Interaction between FP2 and hemoglobin. (A) Native gel analysis. Equal concentrations of FP2 or ^Δ10FP2 (400 nM) were incubated with E-64 to block their active sites and then incubated with 3 μg of hemoglobin (Hb). The proteins were resolved by 5% native PAGE and visualized with Coomassie blue. The locations of free enzyme, free hemoglobin, and the complex are indicated. (B) Plasmon resonance-based biomolecular interaction analysis. The hemoglobin-coupled flow cell was equilibrated, and indicated concentrations of FP2^E-64 and ^Δ10FP2^E-64 were injected over the sensor chip. The curves indicate surface plasmon resonance signals, in response units, representing binding to immobilized hemoglobin after subtraction of background, for the indicated concentrations of enzymes. (C) Stoichiometry analysis of FP2^E-64-hemoglobin by gel filtration chromatography.

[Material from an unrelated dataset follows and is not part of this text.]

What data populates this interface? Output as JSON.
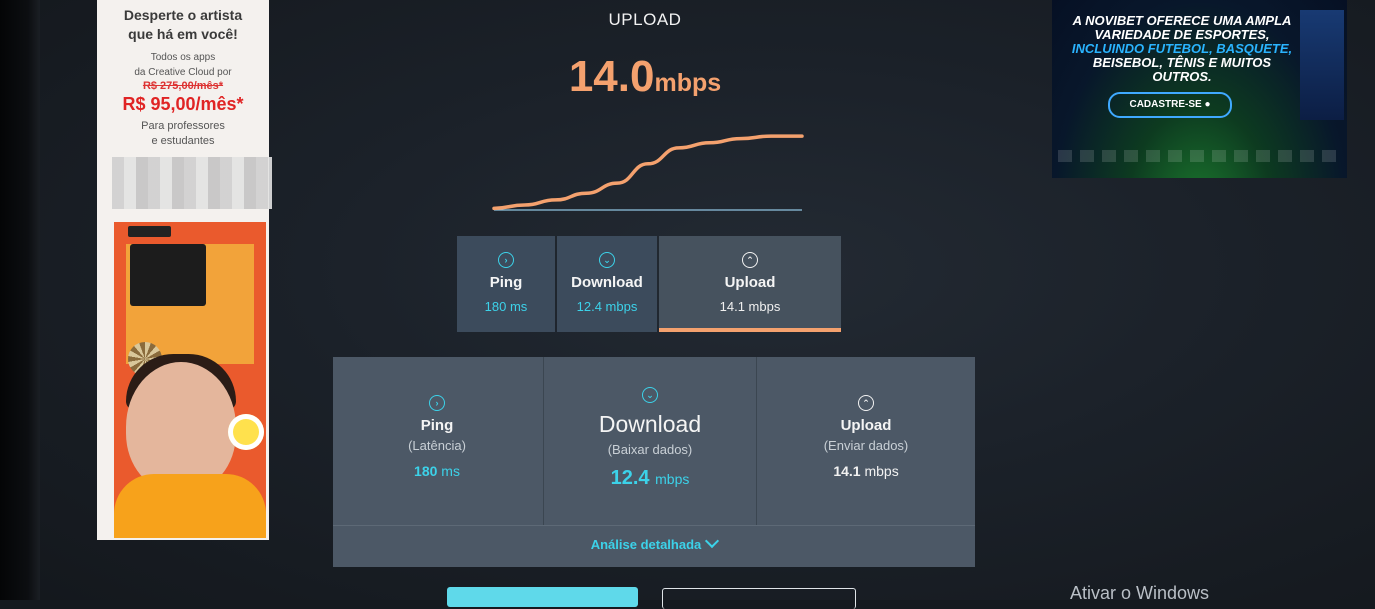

A curve based on molecular mass standards and the elution times for FP2^E-64, hemoglobin, and FP2^E-64-hemoglobin (arrows) are shown. The apparent molecular masses of FP2^E-64, hemoglobin, and FP2^E-64-hemoglobin were 12.5, 53.7, and 101 kDa, respectively, consistent with a 4:1 ratio of FP2 to hemoglobin in the complex.

Fig. 5.

Effect of the peptide encoding the motif on protein hydrolysis. (A) FITC-casein. The indicated amounts of peptide were preincubated with FITC-casein before addition of FP2. Hydrolysis of casein was measured as fluorescent units (FU). (B) Hemoglobin. Spectrophotometric assessment of hydrolysis of native hemoglobin by FP2 was assayed with and without the indicated amount of peptide for the indicated periods of time. For both graphs, error bars represent the standard error of two independent measurements, each performed in duplicate.